Difficult? No. Likely to happen? Also No.
If somebody is doing just fine for themselves running their business just as they are-- why in the world would they take on a customer with a list of demands that would require redoing the entire system they have in place. Perhaps you missed the part where Todd said there were 10 cars being completed along with his.
We think we're the center of the replica speedster universe here, but we represent a fraction of the actual owners out there, and an even smaller fraction of the prospective buyers. We can't even get site regulars to believe the stuff they read on this site regarding "issues" and the inability to get some builders to change how they do (or do not do) things for out-of-state buyers. The capacity for insanity (if insanity is defined by doing the same thing over and over and expecting a different result) is nearly infinite.
We are expecting this site to provide some impetus, to push builders into building better cars. We don't have that kind of horsepower-- we never have, and never will. I sold my second car when I came to the cold, hard realization that JPS had built the best car he was going to without me standing over his shoulder. The things he could do well, he did well. The things he couldn't do were never going to get done by him. My choice was to build a car myself, or have it built by somebody I knew would be as particular as I was. Thank the Lord for Henry Reisner.
We collectively welcome new owners to the madness. The answer here is to "stop the madness".

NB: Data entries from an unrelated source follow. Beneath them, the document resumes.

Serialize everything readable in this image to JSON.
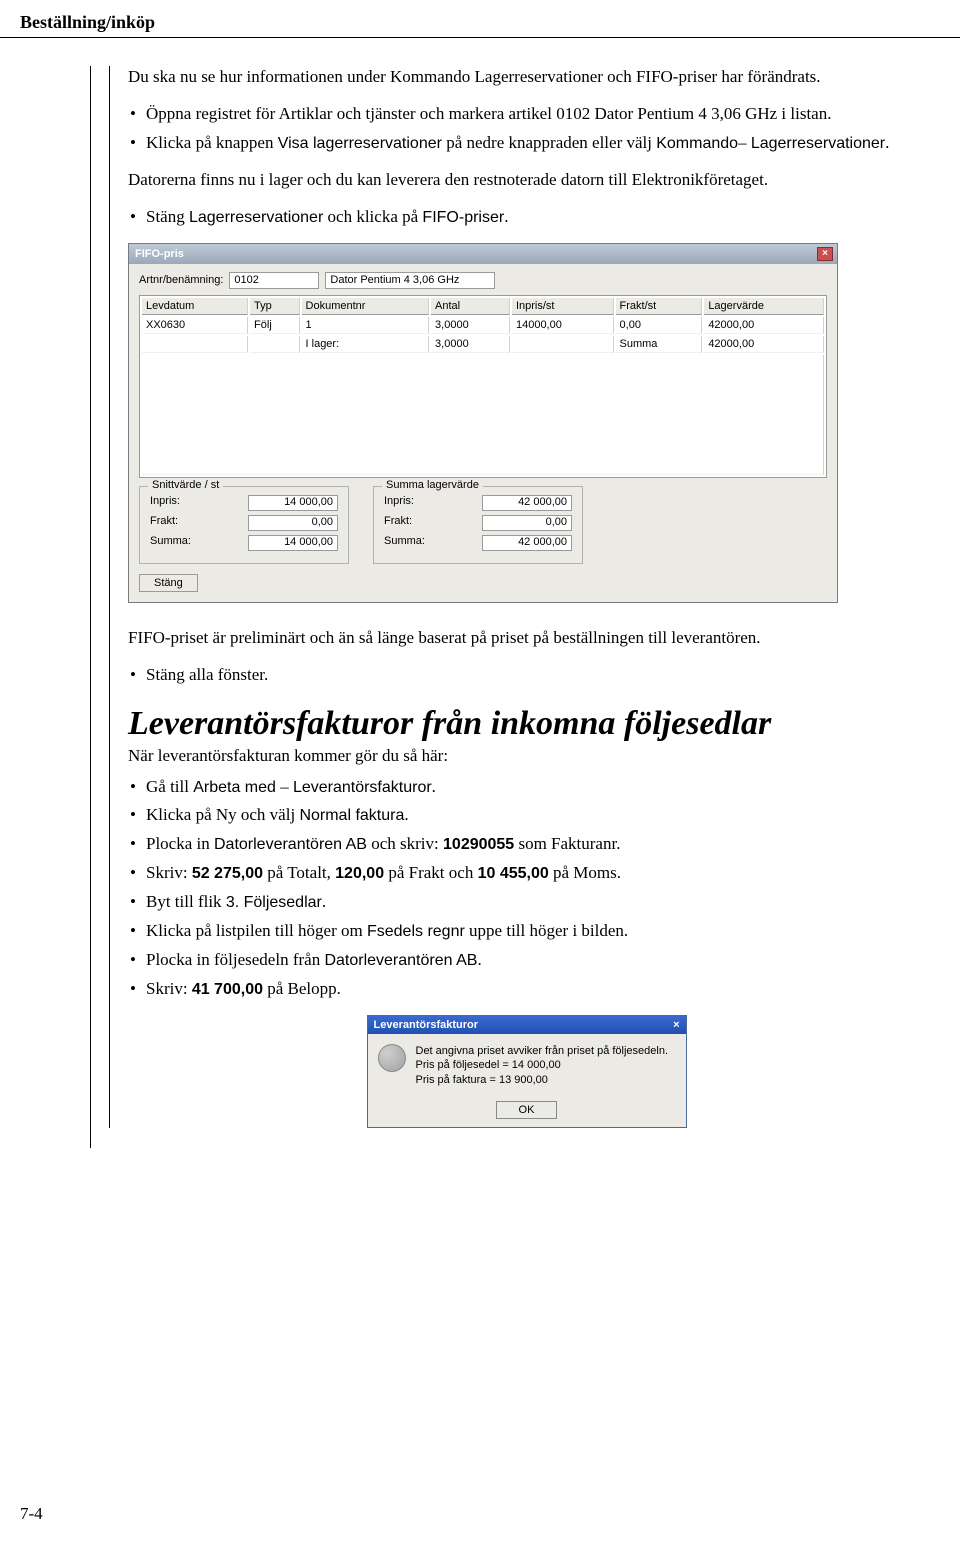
{
  "header": "Beställning/inköp",
  "intro": "Du ska nu se hur informationen under Kommando Lagerreservationer och FIFO-priser har förändrats.",
  "bullets1": [
    "Öppna registret för Artiklar och tjänster och markera artikel 0102 Dator Pentium 4 3,06 GHz i listan.",
    "Klicka på knappen <span class='sans'>Visa lagerreservationer</span> på nedre knappraden eller välj <span class='sans'>Kommando</span>– <span class='sans'>Lagerreservationer</span>."
  ],
  "para2": "Datorerna finns nu i lager och du kan leverera den restnoterade datorn till Elektronikföretaget.",
  "bullets2": [
    "Stäng <span class='sans'>Lagerreservationer</span> och klicka på <span class='sans'>FIFO-priser</span>."
  ],
  "fifo": {
    "title": "FIFO-pris",
    "artnr_label": "Artnr/benämning:",
    "artnr": "0102",
    "artname": "Dator Pentium 4 3,06 GHz",
    "cols": [
      "Levdatum",
      "Typ",
      "Dokumentnr",
      "Antal",
      "Inpris/st",
      "Frakt/st",
      "Lagervärde"
    ],
    "row": [
      "XX0630",
      "Följ",
      "1",
      "3,0000",
      "14000,00",
      "0,00",
      "42000,00"
    ],
    "sumrow_label": "I lager:",
    "sumrow_antal": "3,0000",
    "sumrow_label2": "Summa",
    "sumrow_val": "42000,00",
    "box1_title": "Snittvärde / st",
    "box2_title": "Summa lagervärde",
    "inpris_label": "Inpris:",
    "frakt_label": "Frakt:",
    "summa_label": "Summa:",
    "box1_inpris": "14 000,00",
    "box1_frakt": "0,00",
    "box1_summa": "14 000,00",
    "box2_inpris": "42 000,00",
    "box2_frakt": "0,00",
    "box2_summa": "42 000,00",
    "stang": "Stäng"
  },
  "para3": "FIFO-priset är preliminärt och än så länge baserat på priset på beställningen till leverantören.",
  "bullets3": [
    "Stäng alla fönster."
  ],
  "heading2": "Leverantörsfakturor från inkomna följesedlar",
  "subpara": "När leverantörsfakturan kommer gör du så här:",
  "bullets4": [
    "Gå till <span class='sans'>Arbeta med</span> – <span class='sans'>Leverantörsfakturor</span>.",
    "Klicka på Ny och välj <span class='sans'>Normal faktura</span>.",
    "Plocka in <span class='sans'>Datorleverantören AB</span> och skriv: <span class='sans bold'>10290055</span> som Fakturanr.",
    "Skriv: <span class='sans bold'>52 275,00</span> på Totalt, <span class='sans bold'>120,00</span> på Frakt och <span class='sans bold'>10 455,00</span> på Moms.",
    "Byt till flik <span class='sans'>3. Följesedlar</span>.",
    "Klicka på listpilen till höger om <span class='sans'>Fsedels regnr</span> uppe till höger i bilden.",
    "Plocka in följesedeln från <span class='sans'>Datorleverantören AB</span>.",
    "Skriv: <span class='sans bold'>41 700,00</span> på Belopp."
  ],
  "dialog": {
    "title": "Leverantörsfakturor",
    "line1": "Det angivna priset avviker från priset på följesedeln.",
    "line2": "Pris på följesedel = 14 000,00",
    "line3": "Pris på faktura = 13 900,00",
    "ok": "OK"
  },
  "pagenum": "7-4"
}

We need to stop acting like "it's all good" just because some guys get decent cars from problem builders. "75% of the time it works every time" is not the same thing as somebody providing consistent build quality. It's madness.

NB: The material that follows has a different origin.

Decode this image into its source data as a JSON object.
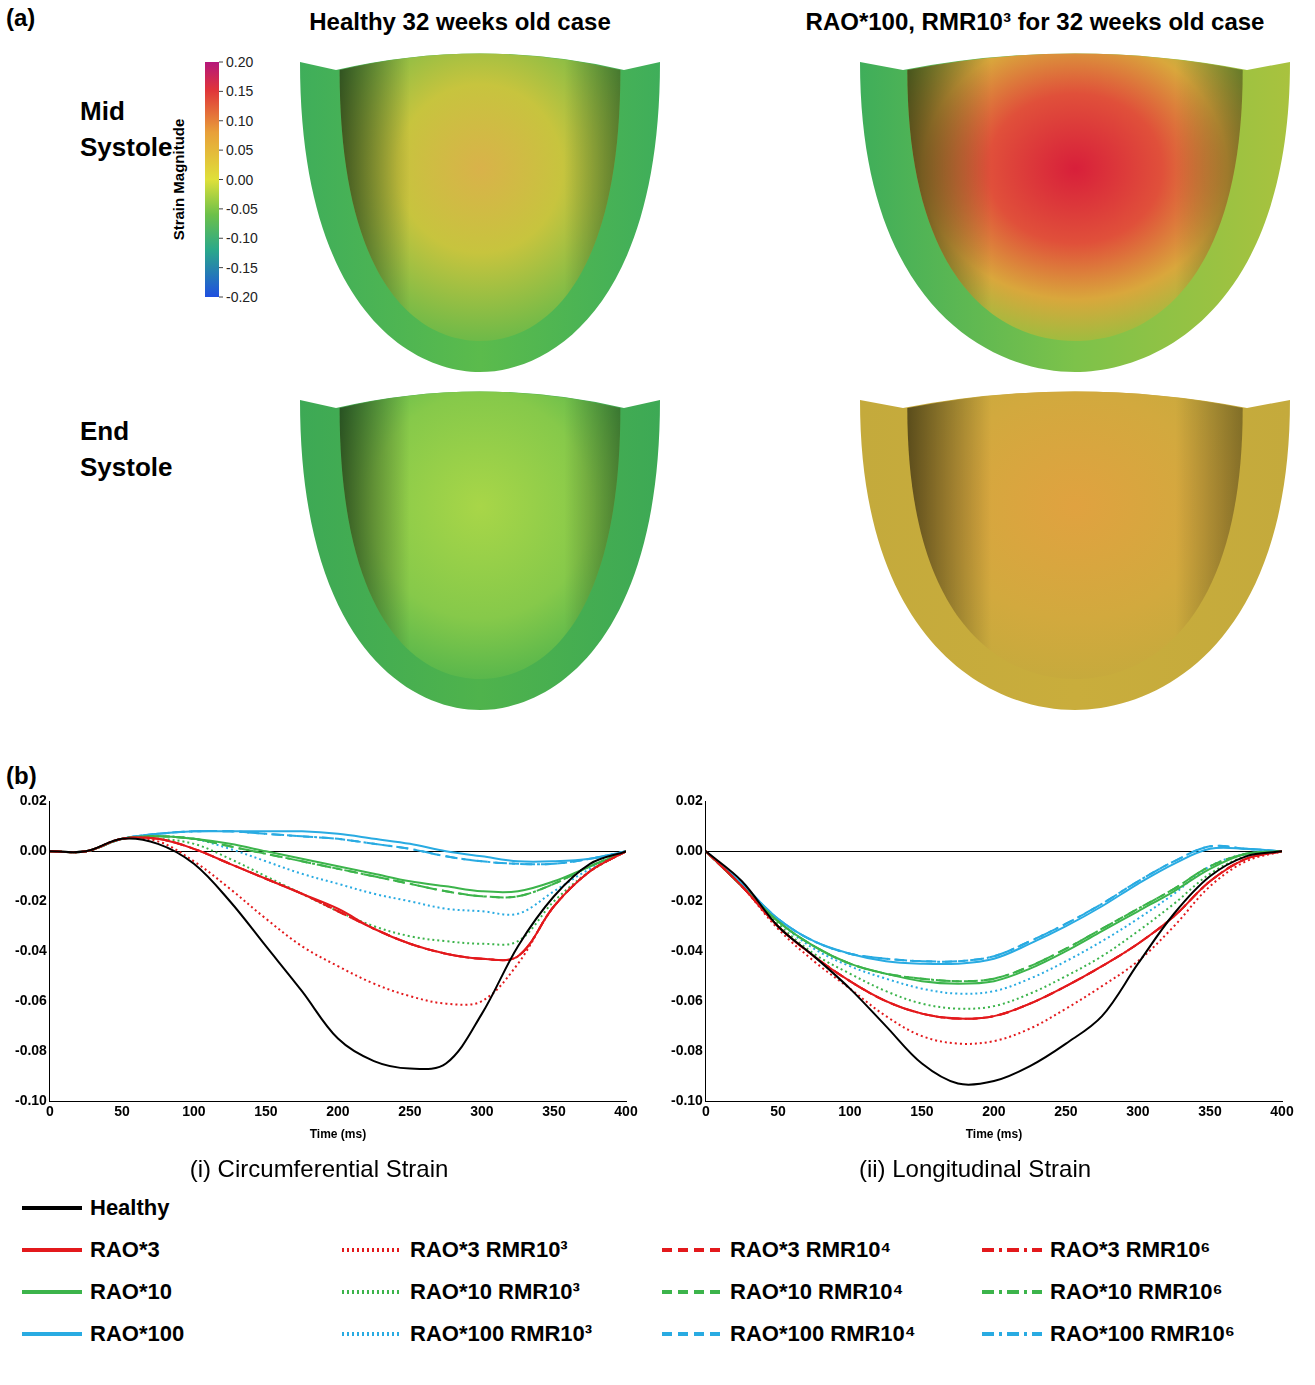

Yeah, Kias have decent build quality for $17K. Kia's new plant in West Point has the capacity to build 360,000 cars a year. For the US market. That represents a fraction of their worldwide production capacity. There's an economy of scale that makes comparing what a Kia costs to what a replica Speedster costs a matter of apples and oranges. We need to stop that. Hand-made custom things cost what they cost. If somebody could build a decent replica for less (and sell it at a profit) I'm sure they would. SAS builds a replica for $30K, and has gone bankrupt twice (three times?) in recent memory. Expecting top-notch cars for below market prices is madness.

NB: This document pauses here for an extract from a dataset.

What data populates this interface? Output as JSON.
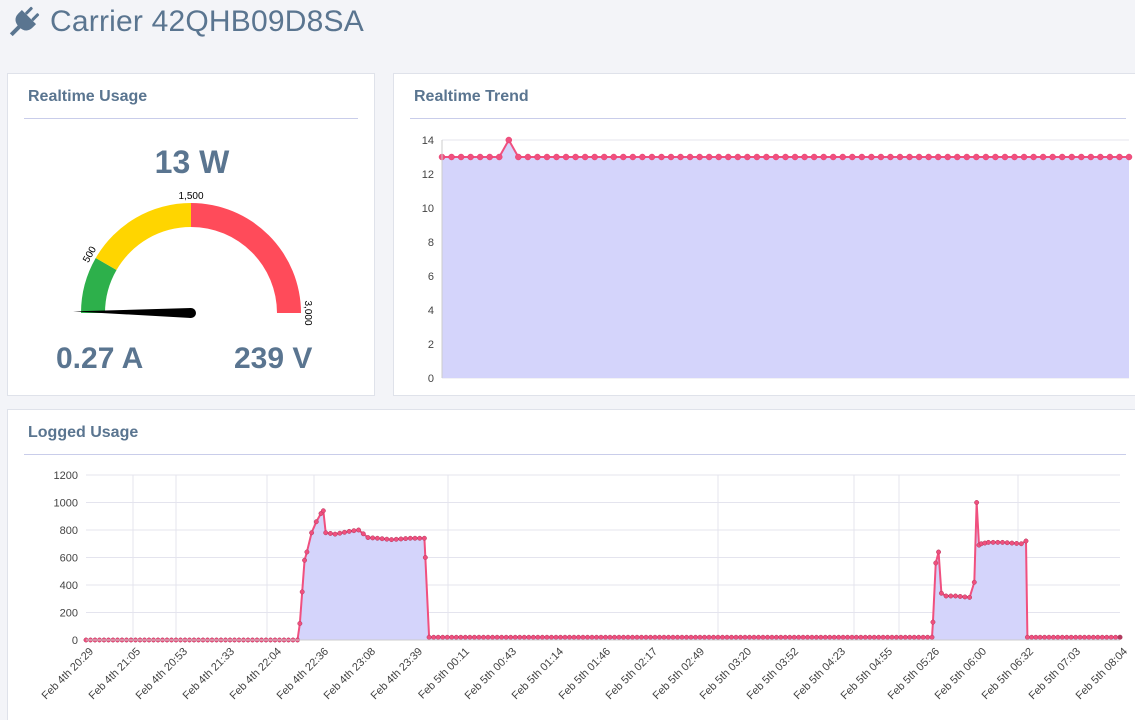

"Sorting" is to be expected. Brakes that don't work, paint that is lousy, and steering that is unsafe does not constitute "sorting". Jack Crosby's car had the pan cut incorrectly-- it took Jake Raby a TON of time to try to straighten the driveline out. This is not "sorting"-- this is horrible build quality. I had a car with a $5000 hardtop with a glue-in headliner with raw edges and a header that didn't pull within 1/4" of the windshield frame in spots. I fixed it for another $2000. This wasn't "sorting", this was just criminal neglect. It's madness.
When a prospective new buyer like Annalise or Todd posts excitedly about their new car, and how great it's going to be, and how it's all good-- we need to stop drinking the collective Kool-Aid, jumping on the happy-time bandwagon, and then acting shocked (SHOCKED!, I tell you) when the inevitable happens. It happens a lot. It's happened a lot for 10 years, at least. This is madness.
A buyer does not always get what he pays for, but he always pays for what he gets.